The researchers evaluated RICP across seven benchmarks covering three distinct domains:

  1. Mathematical Reasoning: GSM8K, SVAMP, MathQA, AQuA.
  2. Commonsense Reasoning: CSQA, StrategyQA.
  3. Logical Reasoning: LogiQA.

They applied RICP on top of various prompting strategies, such as Standard Prompting, Zero-shot Chain-of-Thought (CoT), and Auto-CoT.

Performance Comparison

The results were consistent: RICP improved performance across the board.

Table comparing performance of different models on mathematical reasoning with and without RICP.

As seen in Table 1, applying RICP (labeled “Ours”) yielded significant improvements. For example, on the challenging AQuA dataset using GPT-3.5-Turbo, the Zero-shot CoT accuracy jumped from 31.07% to 38.08%—a relative improvement of over 22%.

The method showed particularly strong results for “Zero-shot” baselines. This makes sense: methods like Few-shot CoT already include examples in the prompt, which helps guide the model. Zero-shot methods have no examples, so the addition of RICP principles provides much-needed guidance where there was previously none.

Ablation Studies: Do we need all the parts?

The researchers performed an ablation study to verify if both “Task-Level” and “Question-Level” principles were necessary, and if the clustering mechanism actually helped.

Ablation study charts showing performance drops when components like Task-Level Principles (TP), Question-Level Principles (QP), or Hierarchical Clustering (HC) are removed.

Figure 3 illustrates the findings:

  • w/o QP (Without Question-Level Principles): Removing the specific, retrieved advice caused a sharp performance drop (represented by the orange line). This confirms that generic advice isn’t enough; the model needs tips specific to the question at hand.
  • w/o TP (Without Task-Level Principles): Removing general advice (green line) also hurt performance, though sometimes less severely than removing QP.
  • w/o HC (Without Hierarchical Clustering): Removing the clustering step (blue line) significantly degraded results. This highlights that simply retrieving raw insights isn’t effective—they need to be organized and de-duplicated to be useful.

Customization is Key

One of the central claims of RICP is that “customized” retrieval is better than just randomly selecting principles. The researchers validated this by comparing their method against a baseline where principles were selected randomly from the pool.

Comparison chart showing customized retrieval significantly outperforming random selection.

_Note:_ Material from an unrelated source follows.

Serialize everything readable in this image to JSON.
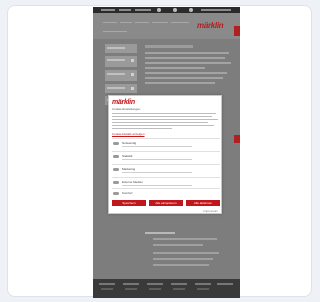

The blue bars in Figure 5 represent “Ours Win”—instances where RICP outperformed random selection. Across benchmarks like GSM8K and AQuA, customized retrieval won the vast majority of the time. In fact, using random principles can sometimes be worse than using no principles at all, as irrelevant advice confuses the model.

Understanding the Errors

Finally, it is interesting to look at what kind of errors the model actually fixes.

Pie charts showing error type distribution for Commonsense and Mathematical reasoning.

In Mathematical Reasoning (Chart b), logical errors and calculation errors dominate. RICP helps significantly here by retrieving principles like “check your arithmetic” or “pay attention to unit conversion.” In Commonsense reasoning (Chart a), context errors are more prevalent.

Conclusion

The “Retrieved In-Context Principles” (RICP) framework represents a maturation in how we approach In-Context Learning. It moves beyond simply showing models what “good” looks like, and starts teaching them how to avoid “bad.”

By automating the role of a teacher—analyzing mistakes, categorizing them, and retrieving them only when relevant—RICP provides a way to customize LLM behavior without the massive computational cost of fine-tuning or the latency of human-in-the-loop intervention.

For students and practitioners in NLP, RICP highlights a vital lesson: Data curation matters. It’s not just about having principles; it’s about organizing them (clustering) and delivering them at the right time (retrieval). As models continue to evolve, systems that can self-reflect and learn from their own history of errors will likely become standard in the quest for robust AI reasoning.